While you’re at your strongest when you have a stable base beneath you, focusing your workouts on one leg at a time can be the key to unlocking your body’s full potential. Unilateral training helps you to build balance, strength, and even help you to stave off injury as your one-sided work can home in on muscle imbalances your bilateral (both sides working at the same time) training might hide.
Trainer Charlee Atkins, C.S.C.S. uses these one-sided exercises to get her clients thinking outside of the boxed-in, perfunctory movements they repeat in their bilateral-only training. “Unilateral training is functional training,” says Atkins. “Training one leg at a time becomes intentional training, which enforces awareness throughout the entire exercise.”
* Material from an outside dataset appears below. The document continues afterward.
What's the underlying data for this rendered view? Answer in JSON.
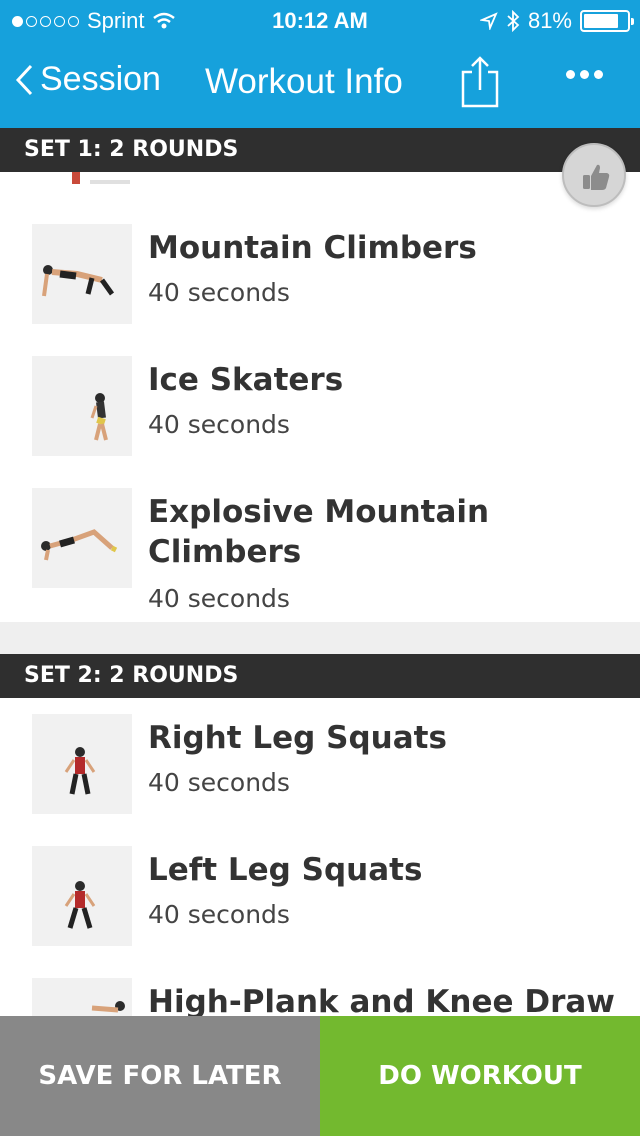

Unilateral work is also incredibly useful because it forces you to engage your muscles with movements that are closer to how our bodies work in real life. We’re very rarely able to pause long enough to plant both of our feet in an athletic stance throughout the day—so you’re using your muscles in a more representative manner here. “The training focus requires the muscles to develop in a way that supports day-to-day activities—walking, running, changing direction, etc.,” says Atkins.
Try this four exercise series on your next leg day to change things up. Atkins advises that you start with body weight to allow the body to get used to the movements, and then make your way up to adding a load.
Perform each exercise for 15 reps per side, with little to no rest in between
- Split Squat
- Single-Leg Deadlift
- Single-Leg Straight-Leg Deadlift
- Lateral Squat
You can add the exercises to your leg day as you see fit, or run though them all in a circuit with little to no rest for a quick unilateral challenge. Repeat 3 to 4 times through, resting for a minute between rounds. Just make sure to take your time—finding your balance is half the challenge when you’re starting out.